Joe, thank you, that was frickin excellent.

Err… That was Karen. Her snark is distinctive. :slight_smile:

Just a side note, by the way: A trip to Mars isn’t “interstellar”, it’s “interplanetary”. Voyagers 1 and 2 Pioneers 10 and 11, and New Horizons (the probe to Pluto) might, if you kind of squint, sort of be considered barely interstellar, but nothing else humans have ever done is.

You’ll do precious little slingshotting around Deimos and Phobos though - with less than a millionth of the Moon’s mass, they’re about as gravitationally insignificant as you can think of.

That’s my understanding. It may be that the key element to maneuverability in space war will be the ability of the craft and crew to withstand the G-forces of sudden acceleration.
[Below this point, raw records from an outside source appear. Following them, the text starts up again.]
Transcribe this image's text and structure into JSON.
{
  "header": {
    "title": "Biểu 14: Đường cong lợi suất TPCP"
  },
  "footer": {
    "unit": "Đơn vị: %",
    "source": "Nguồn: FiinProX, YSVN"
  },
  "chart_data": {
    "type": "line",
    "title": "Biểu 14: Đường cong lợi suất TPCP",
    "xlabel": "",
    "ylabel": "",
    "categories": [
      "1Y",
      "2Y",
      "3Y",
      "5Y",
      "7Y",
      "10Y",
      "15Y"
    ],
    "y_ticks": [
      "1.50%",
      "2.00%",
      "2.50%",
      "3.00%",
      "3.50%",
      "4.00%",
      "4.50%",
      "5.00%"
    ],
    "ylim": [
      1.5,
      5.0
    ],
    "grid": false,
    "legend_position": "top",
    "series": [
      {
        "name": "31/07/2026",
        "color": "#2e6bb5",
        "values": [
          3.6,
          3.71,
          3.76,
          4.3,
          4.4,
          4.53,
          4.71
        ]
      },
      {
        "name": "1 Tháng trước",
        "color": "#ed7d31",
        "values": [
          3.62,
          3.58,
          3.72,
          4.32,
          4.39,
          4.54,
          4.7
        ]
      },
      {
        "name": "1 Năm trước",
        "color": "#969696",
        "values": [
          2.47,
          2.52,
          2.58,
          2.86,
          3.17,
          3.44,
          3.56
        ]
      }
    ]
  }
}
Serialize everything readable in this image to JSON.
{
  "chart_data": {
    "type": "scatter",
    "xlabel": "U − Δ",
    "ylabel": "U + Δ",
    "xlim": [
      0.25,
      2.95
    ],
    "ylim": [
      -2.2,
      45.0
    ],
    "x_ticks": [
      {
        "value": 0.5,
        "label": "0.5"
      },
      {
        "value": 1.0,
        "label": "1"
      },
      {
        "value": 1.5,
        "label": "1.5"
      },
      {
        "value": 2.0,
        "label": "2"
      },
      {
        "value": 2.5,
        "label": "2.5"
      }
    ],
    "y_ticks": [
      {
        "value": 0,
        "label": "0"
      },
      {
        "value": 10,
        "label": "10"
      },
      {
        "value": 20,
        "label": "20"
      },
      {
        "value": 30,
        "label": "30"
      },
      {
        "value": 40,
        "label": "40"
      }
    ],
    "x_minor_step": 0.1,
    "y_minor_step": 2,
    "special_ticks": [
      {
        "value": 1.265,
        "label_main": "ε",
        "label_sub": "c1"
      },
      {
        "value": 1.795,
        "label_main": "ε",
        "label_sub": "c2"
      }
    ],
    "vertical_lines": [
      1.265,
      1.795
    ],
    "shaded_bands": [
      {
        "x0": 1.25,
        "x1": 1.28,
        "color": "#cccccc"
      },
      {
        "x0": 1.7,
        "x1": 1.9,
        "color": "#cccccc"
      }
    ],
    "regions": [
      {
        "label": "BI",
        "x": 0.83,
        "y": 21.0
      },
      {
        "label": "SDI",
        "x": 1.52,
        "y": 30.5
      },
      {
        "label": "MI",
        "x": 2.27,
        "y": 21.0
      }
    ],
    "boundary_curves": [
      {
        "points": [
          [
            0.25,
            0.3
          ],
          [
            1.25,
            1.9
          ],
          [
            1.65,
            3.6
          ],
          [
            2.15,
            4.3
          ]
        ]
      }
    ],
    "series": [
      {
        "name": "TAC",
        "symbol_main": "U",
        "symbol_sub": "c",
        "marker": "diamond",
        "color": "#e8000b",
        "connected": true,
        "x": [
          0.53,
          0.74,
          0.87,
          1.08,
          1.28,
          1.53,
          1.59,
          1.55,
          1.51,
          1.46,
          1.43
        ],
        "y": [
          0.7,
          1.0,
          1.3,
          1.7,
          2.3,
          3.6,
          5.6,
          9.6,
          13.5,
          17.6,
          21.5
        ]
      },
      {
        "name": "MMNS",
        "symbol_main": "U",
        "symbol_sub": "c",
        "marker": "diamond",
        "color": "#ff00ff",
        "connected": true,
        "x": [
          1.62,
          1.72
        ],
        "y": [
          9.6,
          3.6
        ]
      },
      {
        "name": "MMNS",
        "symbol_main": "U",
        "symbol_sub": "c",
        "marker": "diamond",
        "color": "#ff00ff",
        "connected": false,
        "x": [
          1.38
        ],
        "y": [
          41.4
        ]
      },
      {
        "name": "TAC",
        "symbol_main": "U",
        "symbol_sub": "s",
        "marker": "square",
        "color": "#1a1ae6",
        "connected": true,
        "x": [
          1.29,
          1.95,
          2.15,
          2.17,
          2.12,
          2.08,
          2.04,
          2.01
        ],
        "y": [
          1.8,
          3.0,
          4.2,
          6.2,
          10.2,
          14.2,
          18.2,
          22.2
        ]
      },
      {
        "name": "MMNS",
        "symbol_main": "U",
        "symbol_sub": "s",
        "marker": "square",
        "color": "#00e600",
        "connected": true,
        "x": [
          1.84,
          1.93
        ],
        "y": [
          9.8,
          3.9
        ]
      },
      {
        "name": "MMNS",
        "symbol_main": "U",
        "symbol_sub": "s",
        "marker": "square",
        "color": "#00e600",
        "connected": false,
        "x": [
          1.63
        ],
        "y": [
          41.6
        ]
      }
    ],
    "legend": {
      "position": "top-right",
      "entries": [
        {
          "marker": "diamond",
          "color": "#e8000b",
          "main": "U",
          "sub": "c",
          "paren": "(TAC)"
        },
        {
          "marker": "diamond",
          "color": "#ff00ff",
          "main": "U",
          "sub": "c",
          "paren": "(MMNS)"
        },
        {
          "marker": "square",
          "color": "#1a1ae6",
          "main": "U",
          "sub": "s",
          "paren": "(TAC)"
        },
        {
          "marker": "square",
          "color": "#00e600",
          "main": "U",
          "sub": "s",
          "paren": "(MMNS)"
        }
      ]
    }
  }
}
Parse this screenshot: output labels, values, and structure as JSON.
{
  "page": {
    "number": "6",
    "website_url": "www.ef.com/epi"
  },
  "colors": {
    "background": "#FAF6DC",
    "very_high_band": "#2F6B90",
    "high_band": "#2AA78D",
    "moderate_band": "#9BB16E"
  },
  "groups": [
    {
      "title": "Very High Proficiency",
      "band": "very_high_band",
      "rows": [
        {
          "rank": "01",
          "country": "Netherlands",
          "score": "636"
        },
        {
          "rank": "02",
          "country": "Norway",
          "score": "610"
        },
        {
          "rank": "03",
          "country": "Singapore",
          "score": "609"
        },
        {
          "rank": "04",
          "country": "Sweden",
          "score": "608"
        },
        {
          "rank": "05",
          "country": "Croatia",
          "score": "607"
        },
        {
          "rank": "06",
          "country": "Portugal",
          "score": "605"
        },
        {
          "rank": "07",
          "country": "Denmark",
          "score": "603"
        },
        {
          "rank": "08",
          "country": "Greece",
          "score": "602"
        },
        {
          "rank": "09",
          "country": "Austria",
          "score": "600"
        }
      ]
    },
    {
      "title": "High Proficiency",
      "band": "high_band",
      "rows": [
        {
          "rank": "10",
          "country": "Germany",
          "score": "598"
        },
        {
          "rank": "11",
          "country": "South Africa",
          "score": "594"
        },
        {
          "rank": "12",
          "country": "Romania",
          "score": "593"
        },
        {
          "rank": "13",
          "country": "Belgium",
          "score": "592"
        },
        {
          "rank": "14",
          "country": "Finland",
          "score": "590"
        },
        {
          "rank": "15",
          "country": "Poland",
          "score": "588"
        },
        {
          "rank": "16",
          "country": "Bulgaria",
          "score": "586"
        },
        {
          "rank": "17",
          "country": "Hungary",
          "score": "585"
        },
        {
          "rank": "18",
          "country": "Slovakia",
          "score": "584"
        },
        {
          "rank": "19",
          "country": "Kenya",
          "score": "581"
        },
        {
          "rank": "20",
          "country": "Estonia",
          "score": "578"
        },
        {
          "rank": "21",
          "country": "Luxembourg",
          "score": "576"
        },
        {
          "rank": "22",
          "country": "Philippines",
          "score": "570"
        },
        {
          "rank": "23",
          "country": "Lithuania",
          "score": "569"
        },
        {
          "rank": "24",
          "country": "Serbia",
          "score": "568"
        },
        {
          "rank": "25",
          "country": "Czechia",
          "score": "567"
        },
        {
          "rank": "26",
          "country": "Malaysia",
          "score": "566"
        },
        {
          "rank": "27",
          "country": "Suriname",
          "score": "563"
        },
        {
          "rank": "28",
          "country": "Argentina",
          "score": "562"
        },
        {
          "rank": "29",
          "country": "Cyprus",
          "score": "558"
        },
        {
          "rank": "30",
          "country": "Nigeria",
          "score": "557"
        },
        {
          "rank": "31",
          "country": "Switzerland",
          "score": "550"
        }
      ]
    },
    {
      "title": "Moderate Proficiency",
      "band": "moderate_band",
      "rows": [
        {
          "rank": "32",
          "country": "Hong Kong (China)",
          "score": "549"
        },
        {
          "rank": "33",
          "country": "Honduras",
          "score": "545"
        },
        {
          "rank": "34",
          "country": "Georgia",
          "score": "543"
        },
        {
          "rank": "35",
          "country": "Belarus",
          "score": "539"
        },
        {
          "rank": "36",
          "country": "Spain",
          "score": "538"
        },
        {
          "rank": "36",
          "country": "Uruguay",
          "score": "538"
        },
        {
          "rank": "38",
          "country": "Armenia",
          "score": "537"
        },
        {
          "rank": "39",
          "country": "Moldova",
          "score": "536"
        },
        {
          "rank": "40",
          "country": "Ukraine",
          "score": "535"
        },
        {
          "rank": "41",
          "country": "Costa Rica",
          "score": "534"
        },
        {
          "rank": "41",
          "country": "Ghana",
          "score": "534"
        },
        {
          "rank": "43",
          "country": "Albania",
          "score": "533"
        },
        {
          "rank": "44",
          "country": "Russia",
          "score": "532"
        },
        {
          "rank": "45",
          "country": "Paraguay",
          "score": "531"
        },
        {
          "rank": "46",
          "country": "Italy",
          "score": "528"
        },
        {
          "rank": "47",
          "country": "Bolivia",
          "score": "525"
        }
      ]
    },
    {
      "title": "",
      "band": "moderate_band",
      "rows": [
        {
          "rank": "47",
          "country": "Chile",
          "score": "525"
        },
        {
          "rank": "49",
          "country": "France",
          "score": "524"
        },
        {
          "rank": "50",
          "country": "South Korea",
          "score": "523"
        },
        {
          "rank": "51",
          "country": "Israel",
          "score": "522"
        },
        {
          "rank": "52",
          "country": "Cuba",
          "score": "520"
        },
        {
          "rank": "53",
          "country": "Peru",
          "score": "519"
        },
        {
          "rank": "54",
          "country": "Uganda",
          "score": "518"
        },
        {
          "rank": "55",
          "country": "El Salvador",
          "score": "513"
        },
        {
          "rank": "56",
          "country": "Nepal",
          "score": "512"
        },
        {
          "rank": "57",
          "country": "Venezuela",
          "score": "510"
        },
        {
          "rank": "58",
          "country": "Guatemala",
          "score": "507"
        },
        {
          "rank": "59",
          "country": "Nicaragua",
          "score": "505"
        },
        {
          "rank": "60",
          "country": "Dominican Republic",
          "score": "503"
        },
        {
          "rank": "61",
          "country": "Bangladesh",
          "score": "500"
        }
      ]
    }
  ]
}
A rugged craft with a well-supported, acceleration-resistant crew (suspended in fluid, maybe? Drugged?) would be able to change course more rapidly, possibly throwing off the aim of attackers.

Of course, this is probably moot – no human being will be as resistant to G-forces as solid-state electronics, and we will most likely see unmanned fighters completely replace manned fighters inside earth’s atmosphere long before we see any kind of exoatmospheric fighter craft.

Before we can say anything about space fighters, we’d have to figure out what the objectives would be in a space war. Aside from shooting down other spacecraft, what are the warships trying to do? Transport troops or equipment from one planet to another? Bomb a planet from space, and if so, with what kind of bombs? Surveillance of planetary surfaces?

Oops, sorry about that, Karen. I wasn’t even looking for a column or report when I started; it was just happenstance that I linked it. The OP’s question reminded me of the classic NYT article, and I just googled for it so I could quote it accurately. The SD link was one of the first hits.